Tuesday, April 22, 2008

Motivating a child during an Ax and Rx session

Yesterday, on my paediatrics placement, I encountered a 13yr old boy who had suffered from osteomyelitis 3 yrs ago which affected his bone growth so that he now has residual skeletal deformity. A severe varus deformity in the distal 1/3 of both his tibias is his most prominent impairment. In standing, it causes the entire weight of his body to be focused through the lateral aspect of his tibia and his feet to be forced into inversion. This disenables him to weight bear through his legs for long periods of time due to pain in his subtalar joint. Therefore he is currently unable to walk and relies on a wheelchair for ambulating both short and long distances.

His orthopaedic surgeon has indicated he will be eligible for surgery to correct this deformity and align his tibias so they are straight enough for him to evenly weight bear through his tibial shaft and to align his feet flat on the ground in subtalar neutral position. However there is a catch. His bone density is currently too low to conduct surgery. Therefore he must increase it. However, this can only be achieved through weight bearing, of which the boy cannot achieve without pain.

My clinical supervisor has issued him a Kaye Walker to promote walking short distances around the home. This is aimed to encourage him to walk, thus weight bear through his tibias which in turn will increase bone density.

The home visit aimed to assess his ability to use the frame around the household. He was very reluctant to use the walker and chose not to comply with the instructions my supervisor gave him, nor did he listen to his mum. He was given a kicking exercise to improve his quad strength. He took about 3 kicks and then gave up, refused to do any more exercises and hid his head under his t-shirt so he didn’t have to see or listen to anyone. His mum and the physio understandably gave up and began discussing other things. I sat next to him and asked him if he wanted to play a game. He chose cards. We played for about 5 minutes. Then I asked if he would like to play soccer. He was interested this time. So we set up a goal between a chair and the TV cabinet and he kicked the ball through the goals as I attempted to block them. We played for 5 minutes. I found by acting as a playmate he was motivated to do the exercise. He was given the opportunity to initiate play (with my guidance) and our aim, to promote kicking, was achieved.
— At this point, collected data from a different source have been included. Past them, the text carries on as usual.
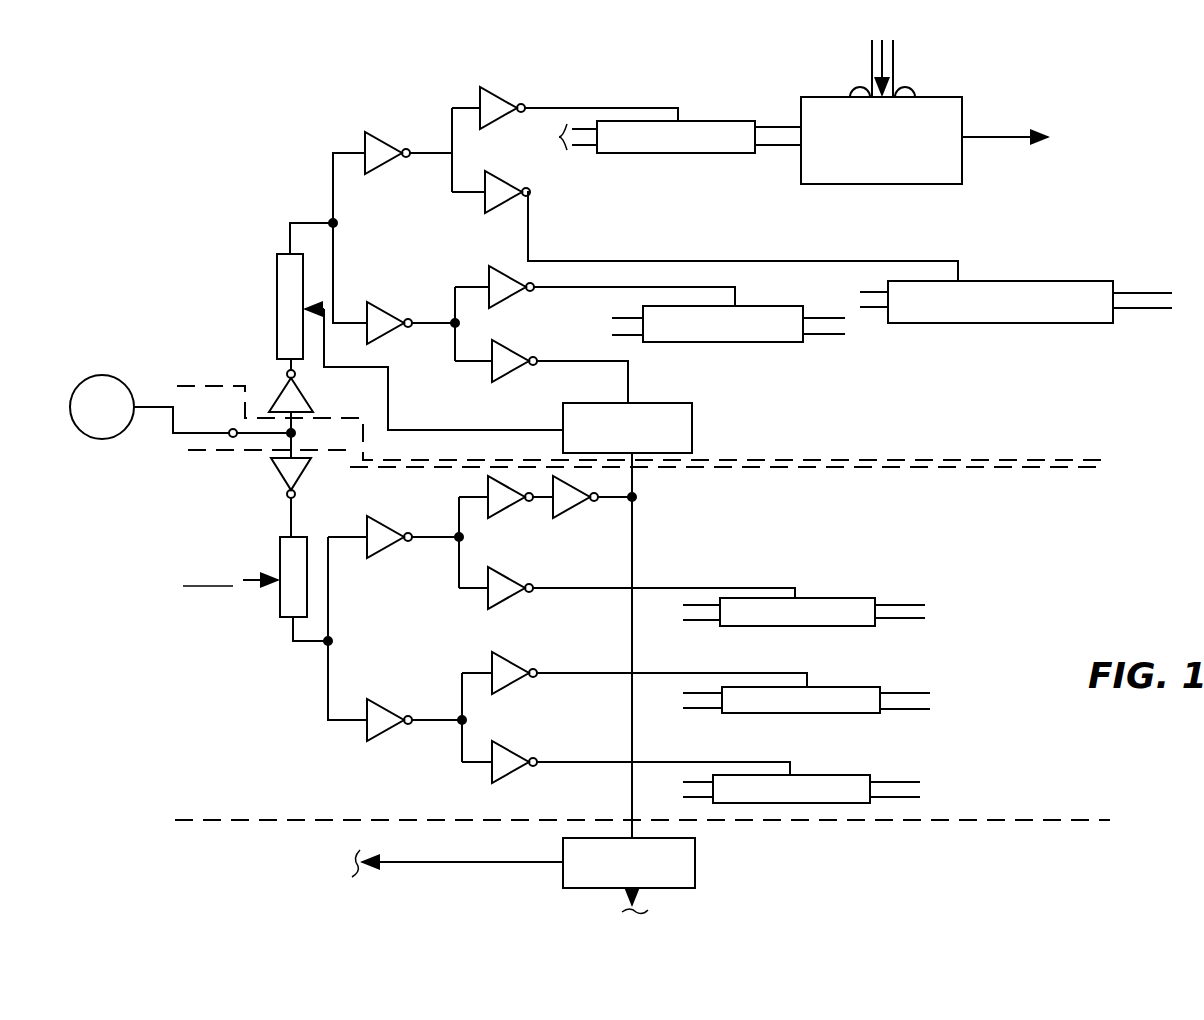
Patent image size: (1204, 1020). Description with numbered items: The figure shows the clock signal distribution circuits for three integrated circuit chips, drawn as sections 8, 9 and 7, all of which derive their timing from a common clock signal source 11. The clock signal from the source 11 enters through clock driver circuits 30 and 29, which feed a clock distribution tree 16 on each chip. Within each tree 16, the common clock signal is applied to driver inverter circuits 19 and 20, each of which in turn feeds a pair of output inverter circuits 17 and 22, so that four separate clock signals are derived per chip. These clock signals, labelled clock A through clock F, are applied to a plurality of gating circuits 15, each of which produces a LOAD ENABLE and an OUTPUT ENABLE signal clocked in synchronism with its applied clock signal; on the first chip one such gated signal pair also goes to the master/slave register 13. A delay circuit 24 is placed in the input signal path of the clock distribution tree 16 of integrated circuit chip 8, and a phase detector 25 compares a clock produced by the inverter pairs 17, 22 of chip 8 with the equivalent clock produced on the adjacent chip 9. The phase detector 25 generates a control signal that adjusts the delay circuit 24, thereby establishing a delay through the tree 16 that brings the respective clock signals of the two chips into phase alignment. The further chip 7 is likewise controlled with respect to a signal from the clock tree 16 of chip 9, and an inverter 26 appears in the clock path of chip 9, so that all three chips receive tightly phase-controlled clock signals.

The integrated circuit chip 7 is at (880, 878).
The integrated circuit chip 8 is at (851, 445).
The integrated circuit chip 9 is at (851, 518).
The clock signal source 11 is at (100, 440).
The master/slave register 13 is at (962, 175).
The gating circuit 15 is at (703, 153).
The clock distribution tree 16 is at (368, 434).
The inverter circuit 17 is at (490, 165).
The driver inverter circuit 19 is at (363, 137).
The driver inverter circuit 20 is at (385, 298).
The inverter circuit 22 is at (537, 731).
The delay circuit 24 is at (277, 312).
The phase detector 25 is at (692, 430).
The inverter 26 is at (575, 518).
The clock driver circuit 29 is at (308, 472).
The clock driver circuit 30 is at (312, 392).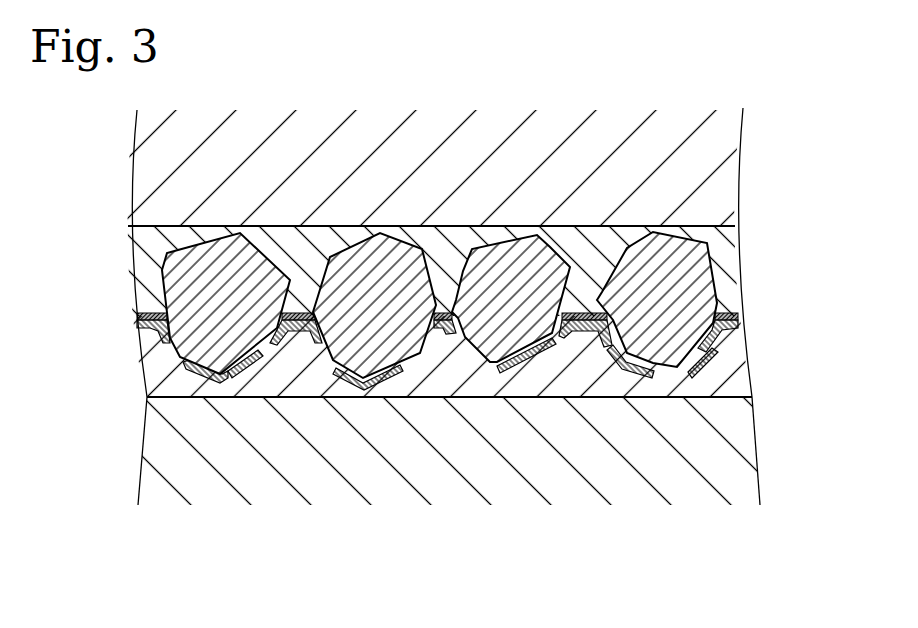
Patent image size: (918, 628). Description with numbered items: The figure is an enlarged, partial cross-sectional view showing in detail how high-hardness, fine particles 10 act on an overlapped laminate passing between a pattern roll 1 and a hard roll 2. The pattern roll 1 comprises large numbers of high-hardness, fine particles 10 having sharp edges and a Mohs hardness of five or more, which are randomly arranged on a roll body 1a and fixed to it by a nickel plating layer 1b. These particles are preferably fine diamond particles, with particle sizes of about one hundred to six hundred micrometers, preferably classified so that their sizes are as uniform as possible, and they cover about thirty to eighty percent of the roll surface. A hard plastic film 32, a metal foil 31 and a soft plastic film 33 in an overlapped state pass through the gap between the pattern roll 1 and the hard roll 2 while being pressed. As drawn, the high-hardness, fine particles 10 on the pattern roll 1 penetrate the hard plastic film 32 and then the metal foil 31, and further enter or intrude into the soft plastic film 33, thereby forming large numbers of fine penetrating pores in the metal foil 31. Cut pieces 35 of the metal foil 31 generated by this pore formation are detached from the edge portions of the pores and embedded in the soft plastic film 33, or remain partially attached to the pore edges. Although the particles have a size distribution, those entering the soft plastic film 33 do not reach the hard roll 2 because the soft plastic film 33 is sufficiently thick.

The pattern roll 1 is at (478, 252).
The roll body 1a is at (723, 138).
The nickel plating layer 1b is at (465, 271).
The hard roll 2 is at (740, 440).
The high-hardness, fine particles 10 is at (197, 292).
The metal foil 31 is at (745, 327).
The hard plastic film 32 is at (748, 315).
The soft plastic film 33 is at (733, 377).
The cut pieces 35 is at (348, 390).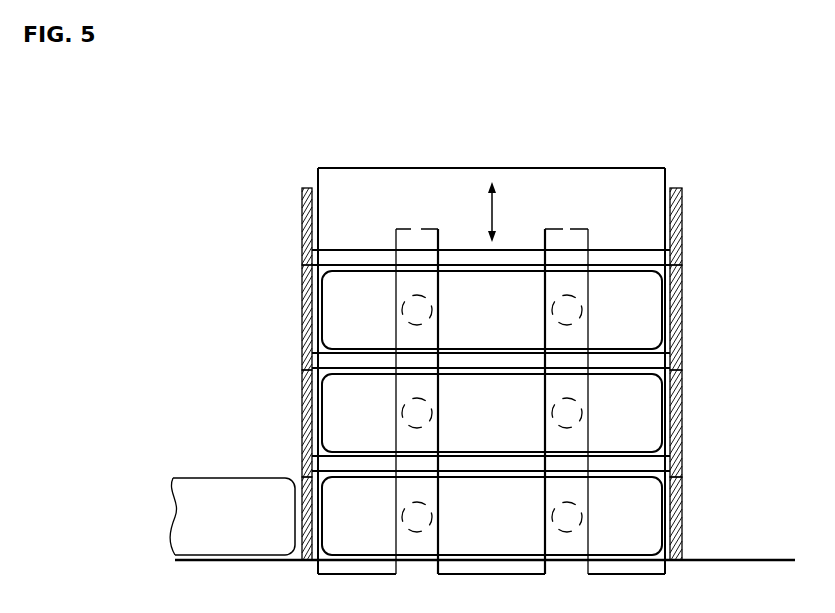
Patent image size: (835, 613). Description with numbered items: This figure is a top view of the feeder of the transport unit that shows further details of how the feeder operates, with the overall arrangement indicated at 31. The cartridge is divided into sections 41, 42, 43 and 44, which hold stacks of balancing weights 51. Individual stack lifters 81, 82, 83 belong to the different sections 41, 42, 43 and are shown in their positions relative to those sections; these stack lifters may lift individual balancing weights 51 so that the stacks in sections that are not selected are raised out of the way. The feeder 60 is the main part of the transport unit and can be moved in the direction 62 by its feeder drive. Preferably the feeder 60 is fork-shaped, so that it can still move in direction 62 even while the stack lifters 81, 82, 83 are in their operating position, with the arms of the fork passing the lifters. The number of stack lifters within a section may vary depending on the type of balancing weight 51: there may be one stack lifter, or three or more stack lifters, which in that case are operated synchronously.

The stacked module assembly 31 is at (491, 328).
The feeder 60 is at (607, 180).
The direction 62 is at (497, 208).
The section 44 is at (667, 218).
The section 43 is at (667, 305).
The section 42 is at (667, 411).
The section 41 is at (670, 532).
The balancing weight 51 is at (648, 506).
The stack lifter 81 is at (555, 515).
The stack lifter 82 is at (555, 412).
The stack lifter 83 is at (555, 309).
In Neuroscience 351 Paediatrics it didn’t occur to me that telling a child an instruction would actually have a negative effect on them. I could understand that by being their playmate, you would in turn enhance the Ax/Rx session. But I always assumed if you acted in an authoritative manner, they would listen to you. But this case study made me realise that acting authoritatively can have a detrimental effect on a child. In this instance he became scared and confused from all the instructions he was being given. He was upset that he could not achieve the task he was being asked to do. He was overwhelmed by all the criticism.
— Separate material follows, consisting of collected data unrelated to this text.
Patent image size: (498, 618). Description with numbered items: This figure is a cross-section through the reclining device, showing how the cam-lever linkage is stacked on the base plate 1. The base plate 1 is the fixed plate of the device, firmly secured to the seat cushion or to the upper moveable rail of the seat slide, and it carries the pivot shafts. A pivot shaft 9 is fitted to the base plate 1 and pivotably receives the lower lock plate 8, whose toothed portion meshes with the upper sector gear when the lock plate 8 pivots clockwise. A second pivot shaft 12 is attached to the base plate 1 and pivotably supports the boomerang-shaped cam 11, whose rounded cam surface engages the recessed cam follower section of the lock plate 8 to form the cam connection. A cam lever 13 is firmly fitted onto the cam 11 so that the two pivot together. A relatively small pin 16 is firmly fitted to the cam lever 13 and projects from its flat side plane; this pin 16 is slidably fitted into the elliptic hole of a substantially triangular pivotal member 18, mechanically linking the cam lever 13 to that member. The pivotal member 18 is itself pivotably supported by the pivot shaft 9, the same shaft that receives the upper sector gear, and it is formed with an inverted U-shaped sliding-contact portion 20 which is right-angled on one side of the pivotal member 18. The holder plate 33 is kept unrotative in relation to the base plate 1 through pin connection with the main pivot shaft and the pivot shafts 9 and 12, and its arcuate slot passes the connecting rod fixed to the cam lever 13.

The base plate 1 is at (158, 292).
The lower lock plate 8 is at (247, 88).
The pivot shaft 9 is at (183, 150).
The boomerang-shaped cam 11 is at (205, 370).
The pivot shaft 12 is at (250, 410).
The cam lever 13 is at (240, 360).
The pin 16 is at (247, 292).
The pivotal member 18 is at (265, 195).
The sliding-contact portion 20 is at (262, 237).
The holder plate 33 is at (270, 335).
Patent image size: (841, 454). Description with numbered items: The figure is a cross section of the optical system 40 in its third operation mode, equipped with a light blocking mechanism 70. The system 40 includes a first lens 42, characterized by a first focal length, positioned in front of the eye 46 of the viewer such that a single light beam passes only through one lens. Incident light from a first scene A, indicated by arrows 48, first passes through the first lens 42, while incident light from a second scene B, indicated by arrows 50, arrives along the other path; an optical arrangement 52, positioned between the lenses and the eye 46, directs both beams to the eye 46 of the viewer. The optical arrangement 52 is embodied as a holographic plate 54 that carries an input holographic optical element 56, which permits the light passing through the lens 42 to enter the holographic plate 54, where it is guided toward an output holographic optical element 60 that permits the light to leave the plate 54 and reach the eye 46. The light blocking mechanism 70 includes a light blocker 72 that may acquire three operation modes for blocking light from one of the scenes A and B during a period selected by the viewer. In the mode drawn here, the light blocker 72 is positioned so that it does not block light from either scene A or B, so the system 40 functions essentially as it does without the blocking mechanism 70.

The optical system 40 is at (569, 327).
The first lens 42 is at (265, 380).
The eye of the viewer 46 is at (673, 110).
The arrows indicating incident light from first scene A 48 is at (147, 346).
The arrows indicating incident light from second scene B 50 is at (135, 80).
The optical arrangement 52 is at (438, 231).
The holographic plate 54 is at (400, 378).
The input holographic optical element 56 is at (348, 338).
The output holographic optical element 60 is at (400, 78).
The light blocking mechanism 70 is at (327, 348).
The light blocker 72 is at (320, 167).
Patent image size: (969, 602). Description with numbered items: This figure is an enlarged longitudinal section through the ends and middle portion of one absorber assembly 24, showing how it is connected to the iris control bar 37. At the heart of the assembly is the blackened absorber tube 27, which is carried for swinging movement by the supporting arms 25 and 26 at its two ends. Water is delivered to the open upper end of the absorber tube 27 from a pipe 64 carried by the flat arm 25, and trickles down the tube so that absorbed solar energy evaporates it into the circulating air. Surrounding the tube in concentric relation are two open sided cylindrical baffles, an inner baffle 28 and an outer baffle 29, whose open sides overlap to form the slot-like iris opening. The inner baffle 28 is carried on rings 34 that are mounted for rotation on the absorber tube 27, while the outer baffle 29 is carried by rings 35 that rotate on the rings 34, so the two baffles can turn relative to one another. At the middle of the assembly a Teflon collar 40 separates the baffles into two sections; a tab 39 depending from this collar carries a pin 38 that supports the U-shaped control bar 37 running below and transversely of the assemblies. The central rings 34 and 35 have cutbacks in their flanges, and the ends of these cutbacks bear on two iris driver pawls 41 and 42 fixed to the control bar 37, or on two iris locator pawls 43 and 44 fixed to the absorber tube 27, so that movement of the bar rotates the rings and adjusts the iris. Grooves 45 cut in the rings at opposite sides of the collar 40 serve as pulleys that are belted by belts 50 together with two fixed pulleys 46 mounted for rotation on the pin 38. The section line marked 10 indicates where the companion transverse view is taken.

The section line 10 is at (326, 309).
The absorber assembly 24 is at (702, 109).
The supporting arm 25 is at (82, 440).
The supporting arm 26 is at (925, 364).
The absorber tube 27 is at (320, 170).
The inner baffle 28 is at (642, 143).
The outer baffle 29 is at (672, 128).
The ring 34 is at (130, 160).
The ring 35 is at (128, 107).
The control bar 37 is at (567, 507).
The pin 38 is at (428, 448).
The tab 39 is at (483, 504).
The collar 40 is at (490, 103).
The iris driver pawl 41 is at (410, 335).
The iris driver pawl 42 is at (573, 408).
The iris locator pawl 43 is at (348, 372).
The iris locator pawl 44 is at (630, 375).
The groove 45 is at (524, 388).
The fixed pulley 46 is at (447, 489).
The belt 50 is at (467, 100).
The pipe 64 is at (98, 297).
I feel acting as a playmate in conjunction with being an instructor, is an effective way to communicate with a child. If an exercise can be adapted into a game of some sort, then it is much more interesting for the child, less intimidating and doesn’t feel like a chore.

In the future I anticipate adapting every paediatric assessment and treatment to some form of game. Augmented feedback should focus not only on errors, but successes as well.